I hate when some computer has the gall to tell me that it knows better than I do what a “bridge” is.
A HIGHWAY OVERPASS IS NOT A BRIDGE.
I’ve also been rejected for clicking on every tile containing asphalt when asked to identify “crosswalks” because jaywalking is an invention of the motor lobby.
I was asked to identify which fuzzy blob was a penguin recently and its the first time I wasn’t angry at a captcha in years
Back in the days of usenet, it wouldn’t have occured to me I’d ever need to prove my humanity before partaking of the internet… but then, that was a pretty strict noncommercial zone for a long time. I suppose the overhead given to spammers and scammers and nigerian princes is considered an inevitable cost of doing business these days… but I can’t help but think we’re doing it wrong.

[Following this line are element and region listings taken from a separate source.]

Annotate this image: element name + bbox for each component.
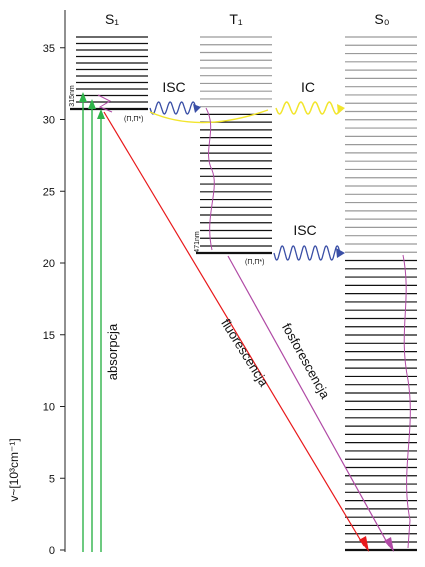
isc-wavy-arrow-bottom: [273, 245, 341, 261]
t1-levels: [196, 36, 272, 255]
absorption-arrowhead: [79, 92, 87, 102]
state-label-t1: T₁: [229, 11, 243, 27]
fluorescence-arrow: [103, 111, 365, 547]
t1-origin-label: (Π,Π*): [245, 259, 264, 266]
absorption-arrowhead: [88, 99, 96, 109]
s0-levels: [345, 36, 417, 552]
absorption-arrows: [79, 92, 105, 552]
axis-tick-label: 30: [43, 115, 55, 127]
phosphorescence-arrowhead: [384, 537, 394, 552]
t1-relaxation-squiggle: [205, 107, 215, 251]
isc-arrowhead-bottom: [336, 248, 345, 258]
phosphorescence-label: fosforescencja: [279, 321, 333, 402]
s1-relaxation-squiggle: [97, 94, 113, 113]
fluorescence-arrowhead: [359, 536, 369, 552]
s0-relaxation-squiggle: [402, 254, 411, 549]
axis-label: v~[10³cm⁻¹]: [7, 438, 21, 501]
isc-wavy-arrow-top: [149, 101, 197, 115]
s1-wavelength-label: 315nm: [69, 85, 76, 107]
axis-tick-label: 0: [49, 545, 55, 557]
state-label-s1: S₁: [105, 11, 119, 27]
ic-arrowhead: [337, 104, 345, 114]
absorption-arrowhead: [97, 109, 105, 119]
s1-origin-label: (Π,Π*): [124, 116, 143, 123]
isc-label-top: ISC: [162, 79, 185, 95]
axis-tick-label: 15: [43, 330, 55, 342]
axis-tick-label: 5: [49, 473, 55, 485]
state-label-s0: S₀: [374, 11, 389, 27]
phosphorescence-arrow: [227, 255, 390, 547]
fluorescence-label: fluorescencja: [218, 316, 272, 390]
ic-connector-curve: [149, 109, 269, 124]
ic-wavy-arrow: [275, 101, 341, 115]
isc-label-bottom: ISC: [293, 222, 316, 238]
axis-tick-label: 20: [43, 258, 55, 270]
axis-ticks: 0 5 10 15 20 25 30 35: [43, 43, 65, 557]
axis-tick-label: 25: [43, 186, 55, 198]
axis-tick-label: 35: [43, 43, 55, 55]
absorption-label: absorpcja: [105, 323, 120, 380]
axis-tick-label: 10: [43, 402, 55, 414]
ic-label: IC: [301, 79, 315, 95]
t1-wavelength-label: 471nm: [194, 231, 201, 253]
isc-arrowhead-top: [193, 104, 201, 113]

Apropos of that; the phrase “tragedy of the commons” is a useful verification test.
If the subject thinks that the tragedy is what happened to the commons they are probably human; if they think that what happened to the commons is what averted the tragedy you’ve got a moderate-confidence economist on your hands.
I’ve gotten requests to verify my humanity after conducting google searches. Granted, they were 20 pages deep, and piped through google translate, but still…
I got this one the other day. It wanted me to click the riding lawnmower. Sorry, but that’s NOT a tractor.
Verifying my humanity offline is easy as long as I don’t wear an animal costume. Then, it’s iffy.